Diyanet İşleri Eski Meali:

İnsanlar bir tek ümmetti. Allah peygamberleri müjdeci ve uyarıcı olarak gönderdi; insanların ayrılığa düşecekleri hususlarda aralarında hüküm vermek için onlarla birlikte hak Kitaplar indirdi. Ancak Kitap verilenler, kendilerine belgeler geldikten sonra, aralarındaki ihtiras yüzünden onda ayrılığa düştüler. Allah, inananları, ayrılığa düştükleri gerçeğe kendi izni ile eriştirdi. Allah dilediğini doğru yola eriştirir.

(Bakara 213)

Diyanet İşleri Yeni Meali:

İnsanlar tek bir ümmetti. Allah, müjdeciler ve uyarıcılar olarak peygamberler gönderdi ve beraberlerinde, insanların anlaşmazlığa düştükleri şeyler konusunda, aralarında hüküm vermek üzere kitapları hak olarak indirdi. Kendilerine apaçık ayetler geldikten sonra o konuda ancak; kitap verilenler, aralarındaki kıskançlık yüzünden anlaşmazlığa düştüler. Bunun üzerine Allah iman edenleri, kendi izniyle, onların hakkında ayrılığa düştükleri gerçeğe iletti.
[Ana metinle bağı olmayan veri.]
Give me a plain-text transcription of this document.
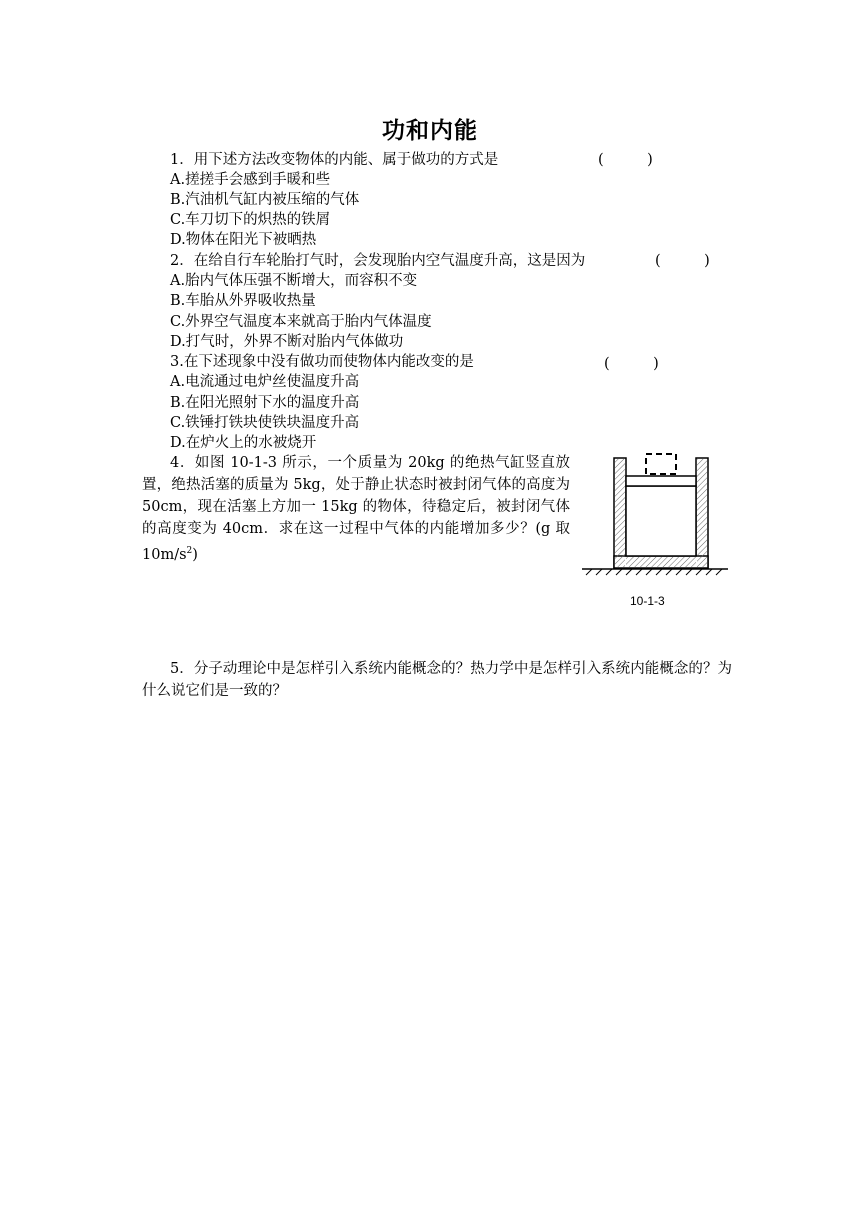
功和内能
1．用下述方法改变物体的内能、属于做功的方式是	(　　　)
A.搓搓手会感到手暖和些
B.汽油机气缸内被压缩的气体
C.车刀切下的炽热的铁屑
D.物体在阳光下被晒热
2．在给自行车轮胎打气时，会发现胎内空气温度升高，这是因为	(　　　)
A.胎内气体压强不断增大，而容积不变
B.车胎从外界吸收热量
C.外界空气温度本来就高于胎内气体温度
D.打气时，外界不断对胎内气体做功
3.在下述现象中没有做功而使物体内能改变的是	(　　　)
A.电流通过电炉丝使温度升高
B.在阳光照射下水的温度升高
C.铁锤打铁块使铁块温度升高
D.在炉火上的水被烧开

4．如图 10-1-3 所示，一个质量为 20kg 的绝热气缸竖直放置，绝热活塞的质量为 5kg，处于静止状态时被封闭气体的高度为 50cm，现在活塞上方加一 15kg 的物体，待稳定后，被封闭气体的高度变为 40cm．求在这一过程中气体的内能增加多少？(g 取 $10m/s^2$)

10-1-3

5．分子动理论中是怎样引入系统内能概念的？热力学中是怎样引入系统内能概念的？为什么说它们是一致的？
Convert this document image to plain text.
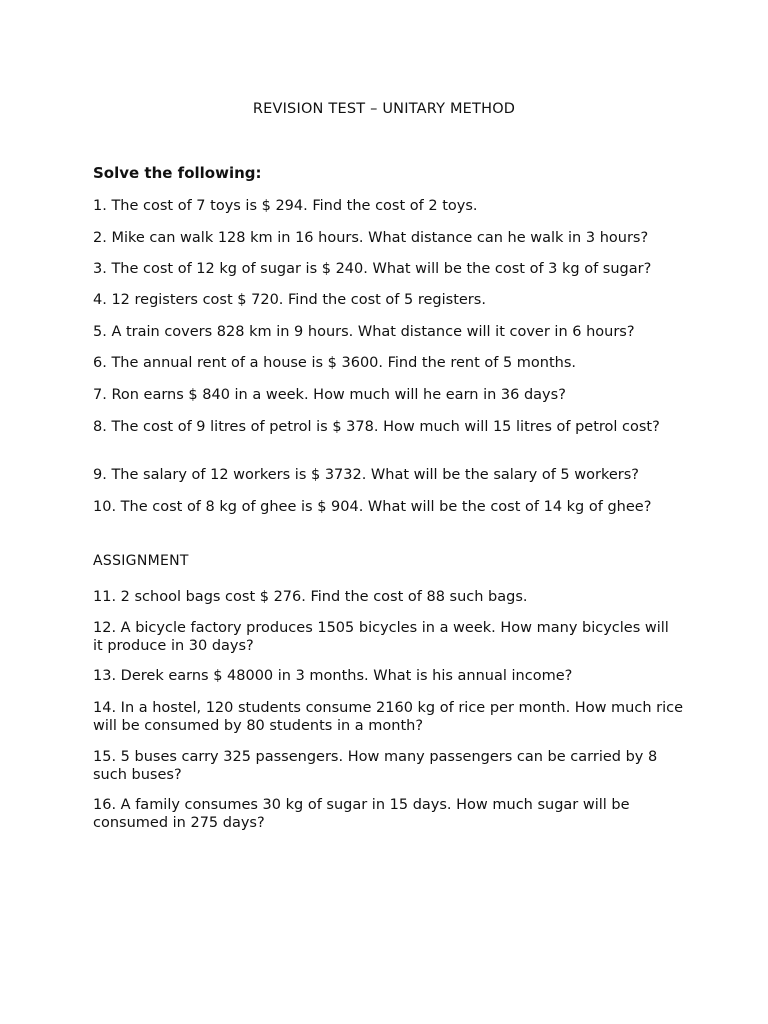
REVISION TEST – UNITARY METHOD
Solve the following:
1. The cost of 7 toys is $ 294. Find the cost of 2 toys.
2. Mike can walk 128 km in 16 hours. What distance can he walk in 3 hours?
3. The cost of 12 kg of sugar is $ 240. What will be the cost of 3 kg of sugar?
4. 12 registers cost $ 720. Find the cost of 5 registers.
5. A train covers 828 km in 9 hours. What distance will it cover in 6 hours?
6. The annual rent of a house is $ 3600. Find the rent of 5 months.
7. Ron earns $ 840 in a week. How much will he earn in 36 days?
8. The cost of 9 litres of petrol is $ 378. How much will 15 litres of petrol cost?
9. The salary of 12 workers is $ 3732. What will be the salary of 5 workers?
10. The cost of 8 kg of ghee is $ 904. What will be the cost of 14 kg of ghee?
ASSIGNMENT
11. 2 school bags cost $ 276. Find the cost of 88 such bags.
12. A bicycle factory produces 1505 bicycles in a week. How many bicycles will it produce in 30 days?
13. Derek earns $ 48000 in 3 months. What is his annual income?
14. In a hostel, 120 students consume 2160 kg of rice per month. How much rice will be consumed by 80 students in a month?
15. 5 buses carry 325 passengers. How many passengers can be carried by 8 such buses?
16. A family consumes 30 kg of sugar in 15 days. How much sugar will be consumed in 275 days?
Allah, dilediğini doğru yola iletir.

(Bakara 213)

Diyanet Vakfı Meali:

İnsanlar bir tek ümmet idi. Sonra Allah, müjdeleyici ve uyarıcı olarak peygamberleri gönderdi. İnsanlar arasında, anlaşmazlığa düştükleri hususlarda hüküm vermeleri için, onlarla beraber hak yolu gösteren kitapları da gönderdi. Ancak kendilerine kitap verilenler, apaçık deliller geldikten sonra, aralarındaki kıskançlıktan ötürü dinde anlaşmazlığa düştüler. Bunun üzerine Allah iman edenlere, üzerinde ihtilafa düştükleri gerçeği izniyle gösterdi. Allah dilediğini doğru yola iletir.*

(Bakara 213)

Edip Yüksel Meali:

İnsanlar bir tek topluluktu. ALLAH peygamberleri müjdeleyici ve uyarıcı olarak gönderdi ve anlaşmazlığa düştükleri konularda halkın arasında hükmetmeleri için onlarla birlikte gerçeği içeren kitabı indirdi. Oysa kitap verilenler kendilerine açık kanıtlar geldikten sonra aralarındaki kıskançlıktan ötürü onun hakkında anlaşmazlığa düştüler. Fakat ALLAH, izniyle inananları onların anlaşmazlığa düştüğü gerçeğe ulaştırdı. ALLAH dilediğini/dileyeni doğru yola iletir.

(Bakara 213)

Elmalılı Orjinal Meali:

İnsanlar tek bir ümmet idi. Ayrılmaları üzerine Allah rahmetinin müjdecileri ve azabının habercileri olmak üzere Peygamberler gönderdi ve beraberlerinde hak ile kitab indirdi ki nas arasında ıhtilaf ettikleri noktada hakem olsun, bunda da sırf o kitab verilenler kendilerine bunca beyyineler geldikten sonra tuttular aralarındaki ihtiras yüzünden ıhtilafa düştüler, bunun üzerine Allah onların ıhtilaf ettikleri hakka izni ilahisiyle bu iman edenleri doğrudan doğru muvaffak buyurdu, öyle ya Allah dilediğini doğru yola çıkarır

(Bakara 213)

Elmalılı Yeni Meali:

İnsanlar tek bir ümmet idi. Ayrılmaları üzerine Allah, nimetinin müjdecileri ve azabın habercileri olarak peygamberleri gönderdi ve onlarla birlikte insanlar arasındaki anlaşmazlıklarda hakem olması için hak ile kitap indirdi. Bunda da yalnızca kendilerine kitap verilenler, kendilerine bunca apaçık ayetler geldikten sonra tutup aralarındaki ihtiras yüzünden anlaşmazlığa düştüler. Bunun üzerine Allah kendi izniyle inananları anlaşmazlığa düştükleri hakka doğrudan ulaştırdı. Allah dilediğini doğru yola çıkarır.

(Bakara 213)

Erhan Aktaş Meali:

İnsanlar bir tek ümmetti. Allah; onlara, müjdeleyici ve uyarıcı nebiler gönderdi. Anlaşmazlığa düştükleri konularda aralarında Hakk ile hükmetmeleri için onlarla beraber Kitap indirdi. Kitap verilenler, kendilerine apaçık ayetler gelmesine rağmen, ihtirasları nedeniyle onda anlaşmazlığa düştüler. İman edenler, anlaşmazlığa konu olan hususlarda Allah'ın izni ile doğru olana tabi oldular. Zira Allah, dileyeni doğru yola iletir.[1]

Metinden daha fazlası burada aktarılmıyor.